Avocat, avez-vous quelque chose à dire sur l'application
de la peine ? demanda le président.
J'aurais eu, moi, tout à dire, mais rien ne me vint. Ma langue
resta collée à mon palais.
Le défenseur se leva.
Je compris qu'il cherchait à atténuer la déclaration
du jury, et à mettre dessous, au lieu de la peine qu'elle provoquait,
l'autre peine, celle que j'avais été si blessé de
lui voir espérer.)
Il fallut que l'indignation fût bien forte, pour se faire jour à
travers les mille émotions qui se disputaient ma pensée.
Je voulus répéter à haute voix ce que je lui avais
déjà dit : Plutôt cent fois la mort ! Mais
l'haleine me manqua, et je ne pus que l'arrêter rudement par le
bras, en criant avec une force convulsive : Non !
Le procureur général combattit l'avocat, et je l'écoutai
avec une satisfaction stupide.
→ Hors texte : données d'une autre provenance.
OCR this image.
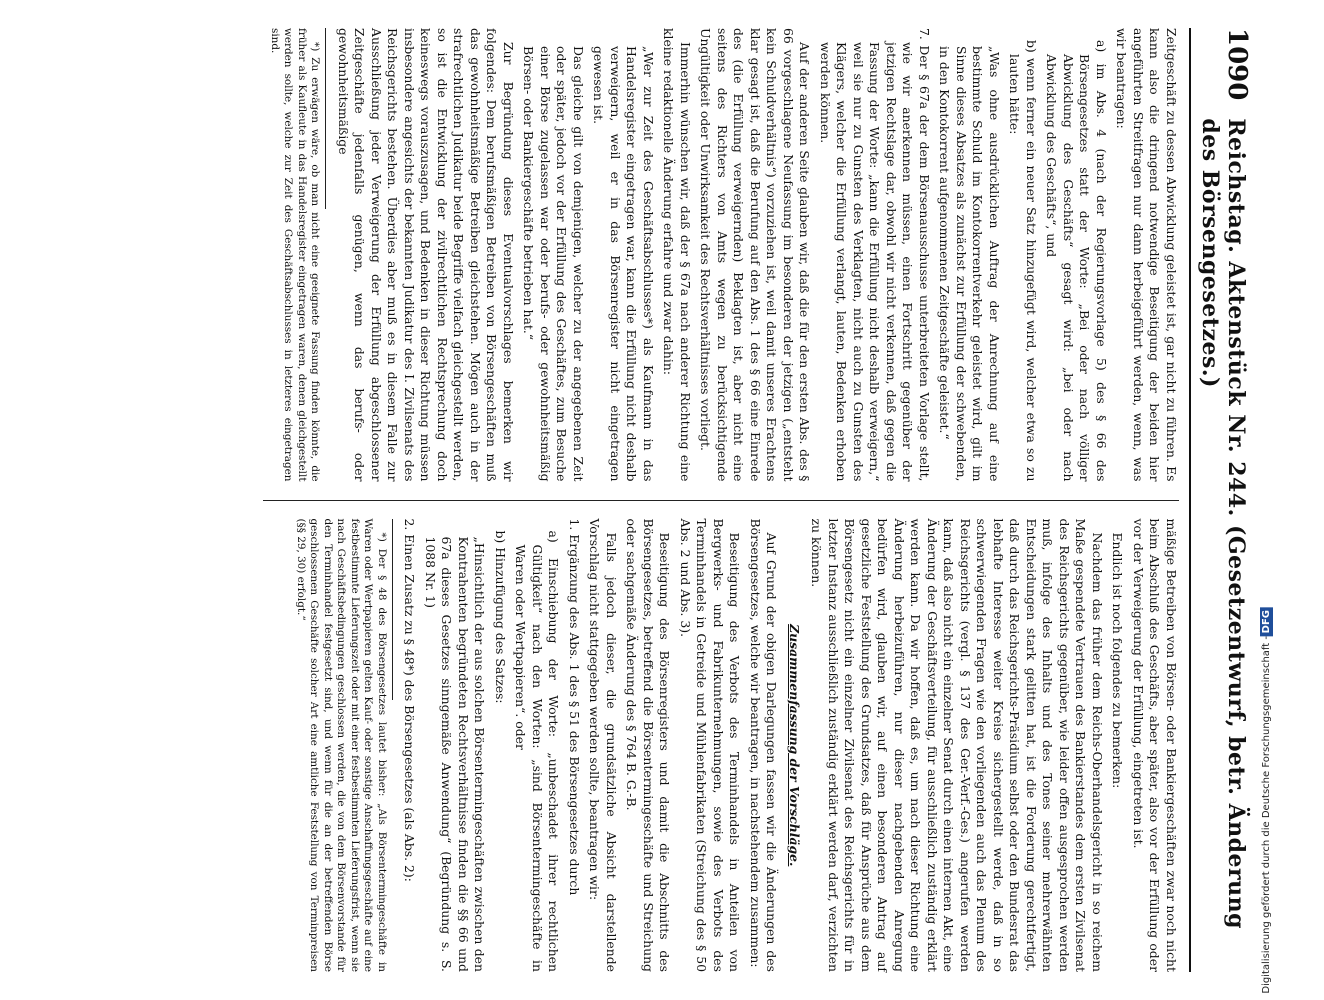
1090
Reichstag. Aktenstück Nr. 244. (Gesetzentwurf, betr. Änderung des Börsengesetzes.)

Zeitgeschäft zu dessen Abwicklung geleistet ist, gar nicht zu führen. Es kann also die dringend notwendige Beseitigung der beiden hier angeführten Streitfragen nur dann herbeigeführt werden, wenn, was wir beantragen:

a) im Abs. 4 (nach der Regierungsvorlage 5) des § 66 des Börsengesetzes statt der Worte: „Bei oder nach völliger Abwicklung des Geschäfts“ gesagt wird: „bei oder nach Abwicklung des Geschäfts“, und
b) wenn ferner ein neuer Satz hinzugefügt wird, welcher etwa so zu lauten hätte:
„Was ohne ausdrücklichen Auftrag der Anrechnung auf eine bestimmte Schuld im Kontokorrentverkehr geleistet wird, gilt im Sinne dieses Absatzes als zunächst zur Erfüllung der schwebenden, in den Kontokorrent aufgenommenen Zeitgeschäfte geleistet.“
7. Der § 67a der dem Börsenausschusse unterbreiteten Vorlage stellt, wie wir anerkennen müssen, einen Fortschritt gegenüber der jetzigen Rechtslage dar, obwohl wir nicht verkennen, daß gegen die Fassung der Worte: „kann die Erfüllung nicht deshalb verweigern,“ weil sie nur zu Gunsten des Verklagten, nicht auch zu Gunsten des Klägers, welcher die Erfüllung verlangt, lauten, Bedenken erhoben werden können.

Auf der anderen Seite glauben wir, daß die für den ersten Abs. des § 66 vorgeschlagene Neufassung im besonderen der jetzigen („entsteht kein Schuldverhältnis“) vorzuziehen ist, weil damit unseres Erachtens klar gesagt ist, daß die Berufung auf den Abs. 1 des § 66 eine Einrede des (die Erfüllung verweigernden) Beklagten ist, aber nicht eine seitens des Richters von Amts wegen zu berücksichtigende Ungültigkeit oder Unwirksamkeit des Rechtsverhältnisses vorliegt.

Immerhin wünschen wir, daß der § 67a nach anderer Richtung eine kleine redaktionelle Änderung erfahre und zwar dahin:

„Wer zur Zeit des Geschäftsabschlusses*) als Kaufmann in das Handelsregister eingetragen war, kann die Erfüllung nicht deshalb verweigern, weil er in das Börsenregister nicht eingetragen gewesen ist.
Das gleiche gilt von demjenigen, welcher zu der angegebenen Zeit oder später, jedoch vor der Erfüllung des Geschäftes, zum Besuche einer Börse zugelassen war oder berufs- oder gewohnheitsmäßig Börsen- oder Bankiergeschäfte betrieben hat.“

Zur Begründung dieses Eventualvorschlages bemerken wir folgendes: Dem berufsmäßigen Betreiben von Börsengeschäften muß das gewohnheitsmäßige Betreiben gleichstehen. Mögen auch in der strafrechtlichen Judikatur beide Begriffe vielfach gleichgestellt werden, so ist die Entwicklung der zivilrechtlichen Rechtsprechung doch keineswegs vorauszusagen, und Bedenken in dieser Richtung müssen insbesondere angesichts der bekannten Judikatur des I. Zivilsenats des Reichsgerichts bestehen. Überdies aber muß es in diesem Falle zur Ausschließung jeder Verweigerung der Erfüllung abgeschlossener Zeitgeschäfte jedenfalls genügen, wenn das berufs- oder gewohnheitsmäßige

*) Zu erwägen wäre, ob man nicht eine geeignete Fassung finden könnte, die früher als Kaufleute in das Handelsregister eingetragen waren, denen gleichgestellt werden sollte, welche zur Zeit des Geschäftsabschlusses in letzteres eingetragen sind.

mäßige Betreiben von Börsen- oder Bankiergeschäften zwar noch nicht beim Abschluß des Geschäfts, aber später, also vor der Erfüllung oder vor der Verweigerung der Erfüllung, eingetreten ist.

Endlich ist noch folgendes zu bemerken:

Nachdem das früher dem Reichs-Oberhandelsgericht in so reichem Maße gespendete Vertrauen des Bankierstandes dem ersten Zivilsenat des Reichsgerichts gegenüber, wie leider offen ausgesprochen werden muß, infolge des Inhalts und des Tones seiner mehrerwähnten Entscheidungen stark gelitten hat, ist die Forderung gerechtfertigt, daß durch das Reichsgerichts-Präsidium selbst oder den Bundesrat das lebhafte Interesse weiter Kreise sichergestellt werde, daß in so schwerwiegenden Fragen wie den vorliegenden auch das Plenum des Reichsgerichts (vergl. § 137 des Ger.-Verf.-Ges.) angerufen werden kann, daß also nicht ein einzelner Senat durch einen internen Akt, eine Änderung der Geschäftsverteilung, für ausschließlich zuständig erklärt werden kann. Da wir hoffen, daß es, um nach dieser Richtung eine Änderung herbeizuführen, nur dieser nachgebenden Anregung bedürfen wird, glauben wir, auf einen besonderen Antrag auf gesetzliche Feststellung des Grundsatzes, daß für Ansprüche aus dem Börsengesetz nicht ein einzelner Zivilsenat des Reichsgerichts für in letzter Instanz ausschließlich zuständig erklärt werden darf, verzichten zu können.

Zusammenfassung der Vorschläge.

Auf Grund der obigen Darlegungen fassen wir die Änderungen des Börsengesetzes, welche wir beantragen, in nachstehendem zusammen:

Beseitigung des Verbots des Terminhandels in Anteilen von Bergwerks- und Fabrikunternehmungen, sowie des Verbots des Terminhandels in Getreide und Mühlenfabrikaten (Streichung des § 50 Abs. 2 und Abs. 3).

Beseitigung des Börsenregisters und damit die Abschnitts des Börsengesetzes, betreffend die Börsentermingeschäfte und Streichung oder sachgemäße Änderung des § 764 B. G.-B.

Falls jedoch dieser, die grundsätzliche Absicht darstellende Vorschlag nicht stattgegeben werden sollte, beantragen wir:

1. Ergänzung des Abs. 1 des § 51 des Börsengesetzes durch
a) Einschiebung der Worte: „unbeschadet ihrer rechtlichen Gültigkeit“ nach den Worten: „sind Börsentermingeschäfte in Waren oder Wertpapieren“. oder
b) Hinzufügung des Satzes:
„Hinsichtlich der aus solchen Börsentermingeschäften zwischen den Kontrahenten begründeten Rechtsverhältnisse finden die §§ 66 und 67a dieses Gesetzes sinngemäße Anwendung“ (Begründung s. S. 1088 Nr. 1)
2. Einen Zusatz zu § 48*) des Börsengesetzes (als Abs. 2):

*) Der § 48 des Börsengesetzes lautet bisher: „Als Börsentermingeschäfte in Waren oder Wertpapieren gelten Kauf- oder sonstige Anschaffungsgeschäfte auf eine festbestimmte Lieferungszeit oder mit einer festbestimmten Lieferungsfrist, wenn sie nach Geschäftsbedingungen geschlossen werden, die von dem Börsenvorstande für den Terminhandel festgesetzt sind, und wenn für die an der betreffenden Börse geschlossenen Geschäfte solcher Art eine amtliche Feststellung von Terminpreisen (§§ 29, 30) erfolgt.“

DFG
Digitalisierung gefördert durch die Deutsche Forschungsgemeinschaft -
Puis les juges sortirent, puis ils rentrèrent,
et le président me lut mon arrêt.
Condamné à mort ! dit la foule ; et, tandis
qu'on m'emmenait, tout ce peuple se rua sur mes pas avec le fracas d'un
édifice qui se démolit. Moi, je marchais, ivre et stupéfait.
Une révolution venait de se faire en moi. Jusqu'à l'arrêt
de mort, je m'étais senti respirer, palpiter, vivre dans le même
milieu que les autres hommes ; maintenant je distinguais clairement
comme une clôture entre le monde et moi. Rien ne m'apparaissait
plus sous le même aspect qu'auparavant. Ces larges fenêtres
lumineuses, ce beau soleil, ce ciel pur, cette jolie fleur, tout cela
était blanc et pâle, de la couleur d'un linceul. Ces hommes,
ces femmes, ces enfants qui se pressaient sur mon passage, je leur trouvais
des airs de fantômes.
Au bas de l'escalier, une noire et sale voiture grillée m'attendait.
Au moment d'y monter, je regardai au hasard dans la place. Un condamné
à mort ! criaient les passants, en courant vers la voiture.
À travers le nuage qui me semblait s'être interposé
entre les choses et moi, je distinguai deux jeunes filles qui me suivaient
avec des yeux avides. Bon, dit la plus jeune en battant des mains,
ce sera dans six semaines !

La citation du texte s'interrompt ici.